At the same time, Robert Eggers remains true to himself – and therefore, paradoxically, through the two or three steps he takes to accommodate the broader audience, he ensures that “The Northman” is his strangest (in a delightful way) film to date. Because despite some film references and some use of bone-dry, juvenile humor (they’re smacking, smelly testosterone balloons on two legs, of course they make fart jokes and similar nonsense) and a quickly told story about vendetta: “The Northman” is anything but free of uncomfortable corners and edges. This was also true for “The Witch” and “The Lighthouse”, but they never lulled their audience into escapism. “The Northman,” on the other hand, rocks back and forth like a Viking ship on a stormy sea between muddy, smoke-filled, bloodlust entertainment and rude breaks with it. With the help of archaeologist Neil Price, “The Northman” sometimes aims for a high level of historical accuracy – but Eggers stages the Viking faith from the perspective of convinced full-blooded Vikings and therefore takes it at face value. In addition to nocturnal visions with an A24 horror film atmosphere, there are also occasional fantasy touches. And these fun loosening up or exciting genre-thrill breaks with the adventure epic presentation are offset by language that is significantly more cumbersome than in the material battles mentioned above. And then there is the much more critical attitude towards what is shown.
Anya Taylor-Joy’s presence as Olga creates a mystical atmosphere.
Nothing like “just sit back and enjoy a journey into another setting”: As in “The Witch” and “The Lighthouse”, in “The Northman” the setting is the real main villain of the material. Identifying figures are few and far between and are consistently broken, characters constantly sabotage themselves with their stubborn convictions and the peaks of violence are generally somewhere on a scale from unpleasant to disgusting – Eggers doesn’t wallow in joy in bloody excess.
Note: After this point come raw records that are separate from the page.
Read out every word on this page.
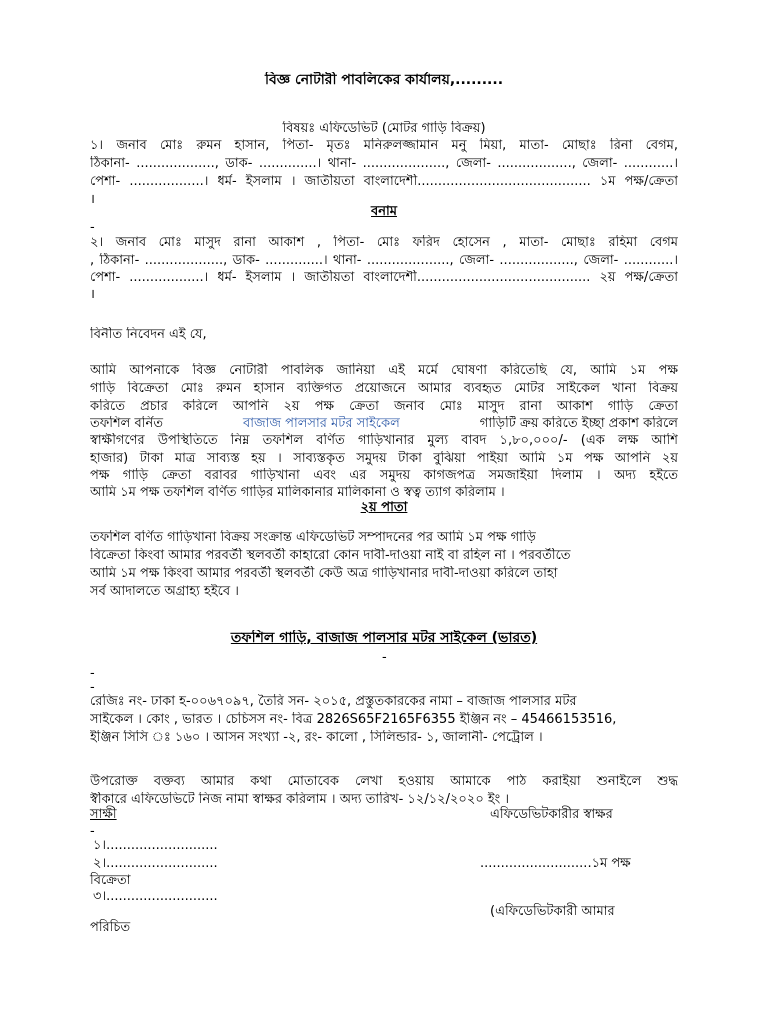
বিজ্ঞ নোটারী পাবলিকের কার্যালয়,.........
বিষয়ঃ এফিডেভিট (মোটর গাড়ি বিক্রয়)
১। জনাব মোঃ রুমন হাসান, পিতা- মৃতঃ মনিরুলজ্জামান মনু মিয়া, মাতা- মোছাঃ রিনা বেগম,
ঠিকানা- ..................., ডাক- ..............। থানা- ...................., জেলা- .................., জেলা- ............।
পেশা- ..................। ধর্ম- ইসলাম । জাতীয়তা বাংলাদেশী.......................................... ১ম পক্ষ/ক্রেতা
।
বনাম
-
২। জনাব মোঃ মাসুদ রানা আকাশ , পিতা- মোঃ ফরিদ হোসেন , মাতা- মোছাঃ রহিমা বেগম
, ঠিকানা- ..................., ডাক- ..............। থানা- ...................., জেলা- .................., জেলা- ............।
পেশা- ..................। ধর্ম- ইসলাম । জাতীয়তা বাংলাদেশী.......................................... ২য় পক্ষ/ক্রেতা
।
বিনীত নিবেদন এই যে,
আমি আপনাকে বিজ্ঞ নোটারী পাবলিক জানিয়া এই মর্মে ঘোষণা করিতেছি যে, আমি ১ম পক্ষ
গাড়ি বিক্রেতা মোঃ রুমন হাসান ব্যক্তিগত প্রয়োজনে আমার ব্যবহৃত মোটর সাইকেল খানা বিক্রয়
করিতে প্রচার করিলে আপনি ২য় পক্ষ ক্রেতা জনাব মোঃ মাসুদ রানা আকাশ গাড়ি ক্রেতা
তফশিল বর্নিত	বাজাজ পালসার মটর সাইকেল	গাড়িটি ক্রয় করিতে ইচ্ছা প্রকাশ করিলে
স্বাক্ষীগণের উপস্থিতিতে নিম্ন তফশিল বর্ণিত গাড়িখানার মুল্য বাবদ ১,৮০,০০০/- (এক লক্ষ আশি
হাজার) টাকা মাত্র সাব্যস্ত হয় । সাব্যস্তকৃত সমুদয় টাকা বুঝিয়া পাইয়া আমি ১ম পক্ষ আপনি ২য়
পক্ষ গাড়ি ক্রেতা বরাবর গাড়িখানা এবং এর সমুদয় কাগজপত্র সমজাইয়া দিলাম । অদ্য হইতে
আমি ১ম পক্ষ তফশিল বর্ণিত গাড়ির মালিকানার মালিকানা ও স্বত্ব ত্যাগ করিলাম ।
২য় পাতা
তফশিল বর্ণিত গাড়িখানা বিক্রয় সংক্রান্ত এফিডেভিট সম্পাদনের পর আমি ১ম পক্ষ গাড়ি
বিক্রেতা কিংবা আমার পরবর্তী স্থলবর্তী কাহারো কোন দাবী-দাওয়া নাই বা রহিল না । পরবর্তীতে
আমি ১ম পক্ষ কিংবা আমার পরবর্তী স্থলবর্তী কেউ অত্র গাড়িখানার দাবী-দাওয়া করিলে তাহা
সর্ব আদালতে অগ্রাহ্য হইবে ।
তফশিল গাড়ি, বাজাজ পালসার মটর সাইকেল (ভারত)
-
-
-
রেজিঃ নং- ঢাকা হ-০০৬৭০৯৭, তৈরি সন- ২০১৫, প্রস্তুতকারকের নামা – বাজাজ পালসার মটর
সাইকেল । কোং , ভারত । চেচিসস নং- বিত্র 2826S65F2165F6355 ইঞ্জিন নং – 45466153516,
ইঞ্জিন সিসি ঃ ১৬০ । আসন সংখ্যা -২, রং- কালো , সিলিন্ডার- ১, জালানী- পেট্রোল ।
উপরোক্ত বক্তব্য আমার কথা মোতাবেক লেখা হওয়ায় আমাকে পাঠ করাইয়া শুনাইলে শুদ্ধ
স্বীকারে এফিডেভিটে নিজ নামা স্বাক্ষর করিলাম । অদ্য তারিখ- ১২/১২/২০২০ ইং ।
সাক্ষী	এফিডেভিটকারীর স্বাক্ষর
-
১।...........................
২।...........................	...........................১ম পক্ষ
বিক্রেতা
৩।...........................
(এফিডেভিটকারী আমার
পরিচিত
It’s a stormy wave that Eggers maneuvers himself into with a stubbornness that his characters would be proud of. But in contrast to his characters, Eggers masters the chaos he has chosen for himself nimbly: through the tonal unpredictability he intensifies the tension, while he implements the individual sections of the film in an atmospherically dense and staging-coherent way, so that this ship called “The Northman” does not stand out Waves cause the boat to capsize. The visuals are icy, dirty, unnerving and imposing – and the cast is heavily used. Especially Willem Dafoe (“Nightmare Alley”) as the excited court jester/shaman, Alexander Skarsgård (“Godzilla vs. Kong”) as the angry Viking prince and Anya Taylor-Joy (“Last Night in Soho”) as a collection of several genre archetypes speaking with a thick accent:
“Identification figures are few and far between and are consistently broken, characters are constantly sabotaging themselves with their stubborn convictions and the peaks of violence are generally somewhere on a scale from unpleasant to disgusting – Eggers doesn’t wallow in joy in bloody excess.”
Sorceress, damsel in distress, caring partner and fierce fighter for better values. A mishmash that certainly seems erratic and arbitrary when written down like this – but with good playing it creates a harmonious whole. Taylor-Joy is, so to speak, the symbol of “The Northman” in “The Northman”.
Conclusion: “The Northman” is a dirty, icy adventure epic, grippingly crossed with the distinctive, non-conformist, artistic signature of “The Lighthouse” director Robert Eggers.
“The Northman” can be seen in USA cinemas from April 21, 2022.